周围的书册落了一地,朔北的双手被雁殊反手扣在背后,雁殊堂而皇之地坐在他的腰上,不悦道:“不跑了?”
朔北不知怎么回答。
雁殊又问道:“突然又怎么了,怎么你又开始躲我了?”这个问题,自打上次在朔北房间里不欢而散之后,雁殊就一直在问,得到的回答无外乎是沉默,或者是道歉。
越问,他越逃,雁殊越生气,后来雁殊就彻彻底底动了肝火。
朔北只能沉默。雁殊把他松开,从地上起来,揉了揉眉心,有些疲惫:“行了,你先回去吧。”
和光的生日宴上,玉衡仙君穿着绀青色的长衫,托着脸,无欲无求地看着来往的仙。在他的身边,朔北正襟危坐,盯着眼前的果盘。
和光依旧不曾出现,郎祺依旧关在森罗殿。嘉容没有对三皇子大发慈悲的同时,这次和光的生日宴他也只是走走过场,眉头紧锁的嘉容仙帝现身之后,就和青霜到别处去了。

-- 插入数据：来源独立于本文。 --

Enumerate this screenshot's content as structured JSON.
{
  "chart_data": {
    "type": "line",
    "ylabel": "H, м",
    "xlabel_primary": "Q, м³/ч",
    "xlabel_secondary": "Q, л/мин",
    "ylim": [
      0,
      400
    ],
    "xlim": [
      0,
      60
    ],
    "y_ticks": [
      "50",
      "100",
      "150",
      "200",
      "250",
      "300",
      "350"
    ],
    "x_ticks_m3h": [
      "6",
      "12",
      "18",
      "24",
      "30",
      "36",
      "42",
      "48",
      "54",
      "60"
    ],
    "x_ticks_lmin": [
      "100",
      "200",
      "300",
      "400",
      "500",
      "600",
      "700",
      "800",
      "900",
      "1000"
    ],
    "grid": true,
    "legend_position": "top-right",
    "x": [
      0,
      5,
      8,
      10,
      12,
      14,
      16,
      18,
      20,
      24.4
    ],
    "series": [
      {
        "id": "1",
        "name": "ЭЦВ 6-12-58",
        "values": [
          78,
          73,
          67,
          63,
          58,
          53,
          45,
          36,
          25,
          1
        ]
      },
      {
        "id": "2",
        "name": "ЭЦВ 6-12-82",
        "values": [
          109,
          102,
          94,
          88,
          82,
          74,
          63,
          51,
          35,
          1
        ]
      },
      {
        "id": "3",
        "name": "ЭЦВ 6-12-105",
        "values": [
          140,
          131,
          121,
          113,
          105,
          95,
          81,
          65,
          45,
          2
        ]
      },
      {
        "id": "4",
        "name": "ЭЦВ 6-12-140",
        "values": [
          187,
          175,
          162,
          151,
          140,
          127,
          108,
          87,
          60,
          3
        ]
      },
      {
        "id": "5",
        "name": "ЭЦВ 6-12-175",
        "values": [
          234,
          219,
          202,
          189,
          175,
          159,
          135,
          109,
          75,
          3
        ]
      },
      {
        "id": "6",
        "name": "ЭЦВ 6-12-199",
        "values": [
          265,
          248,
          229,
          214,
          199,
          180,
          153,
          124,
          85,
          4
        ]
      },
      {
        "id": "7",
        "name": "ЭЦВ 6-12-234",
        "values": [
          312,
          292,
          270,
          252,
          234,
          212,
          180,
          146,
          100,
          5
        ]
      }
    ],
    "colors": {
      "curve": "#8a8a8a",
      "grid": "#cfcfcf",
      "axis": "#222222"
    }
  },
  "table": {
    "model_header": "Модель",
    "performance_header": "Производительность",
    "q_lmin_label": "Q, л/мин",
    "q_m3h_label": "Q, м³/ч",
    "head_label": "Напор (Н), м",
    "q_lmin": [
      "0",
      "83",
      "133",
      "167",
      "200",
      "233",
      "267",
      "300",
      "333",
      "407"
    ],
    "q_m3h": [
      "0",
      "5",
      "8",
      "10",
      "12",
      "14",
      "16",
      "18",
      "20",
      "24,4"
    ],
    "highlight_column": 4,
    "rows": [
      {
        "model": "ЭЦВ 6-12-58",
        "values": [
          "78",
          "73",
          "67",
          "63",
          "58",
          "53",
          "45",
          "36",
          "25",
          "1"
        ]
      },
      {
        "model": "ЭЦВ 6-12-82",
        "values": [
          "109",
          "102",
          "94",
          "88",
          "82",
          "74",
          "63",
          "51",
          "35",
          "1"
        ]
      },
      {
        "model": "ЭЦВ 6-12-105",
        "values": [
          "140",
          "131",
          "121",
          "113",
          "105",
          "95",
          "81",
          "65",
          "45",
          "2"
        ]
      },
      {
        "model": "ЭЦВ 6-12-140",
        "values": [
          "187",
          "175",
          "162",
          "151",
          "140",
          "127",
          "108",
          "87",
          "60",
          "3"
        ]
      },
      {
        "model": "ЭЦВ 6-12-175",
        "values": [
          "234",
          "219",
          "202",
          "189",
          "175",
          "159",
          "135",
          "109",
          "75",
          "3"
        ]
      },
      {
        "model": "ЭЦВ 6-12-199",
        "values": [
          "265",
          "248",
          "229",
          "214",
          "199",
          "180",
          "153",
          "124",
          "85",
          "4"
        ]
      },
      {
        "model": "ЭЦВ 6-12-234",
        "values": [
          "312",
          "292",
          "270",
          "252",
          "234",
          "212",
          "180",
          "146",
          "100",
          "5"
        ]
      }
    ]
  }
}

也就只有上天庭那群闲得不能再闲得仙,伸长了脖子,总算把这个盛大的节日给盼来了。
众仙们嬉笑道:
“万寿无疆,和光娘娘生辰贺礼你们送了什么?”
“福如东海,我送了顶漂亮的东海红玉珊瑚。”
玉衡仙君眼神到处晃,有时候会扫过他旁边的那个小魔头。朔北在他面前一直都是一本正经地模样,像郎祺那样打诨耍趣都是没有的。开心了就笑,不开心了也绝不会表露出来。雁殊想了想,这几十年间印象当中似乎不曾见他笑过,唯一印象深刻地就是这家伙很喜欢雪。
郎祺不知到那里晃悠去了,雁殊有点无聊。
玉衡仙君黑着脸让朔北跟着到和光的生辰宴时,没想到朔北真的会跟过来,当然也有可能是因为他下了死命令,而小魔头以前都是听话极了的。小魔头这几天神龙见首后不见尾的,雁殊在长弘宫逛荡,愣是一次都没遇见过,小魔头这次就然久违地听话了一回。一连几天都在吃瘪的玉衡仙君感觉有点儿微妙,所以尽管这种宴会再无聊,他也没打算跑掉回家睡觉。
谁知道回去之后,这个不把他放在眼里的小魔头又躲哪个山沟沟里去了?!
烦!
宴席上的男仙们嚷嚷着找点乐子。这种大型的宴会上面一般都会设置一些乐子,比如曲水流觞、比如吟诗作对。雁殊一直觉得文人雅士遣词造句酸得很,从来不屑参加这种酸死仙不偿命的活动。
雕花酒壶子停在谁跟前,谁就喝酒做诗。这游戏雁殊欣赏不来,烂大街的有什么好玩的。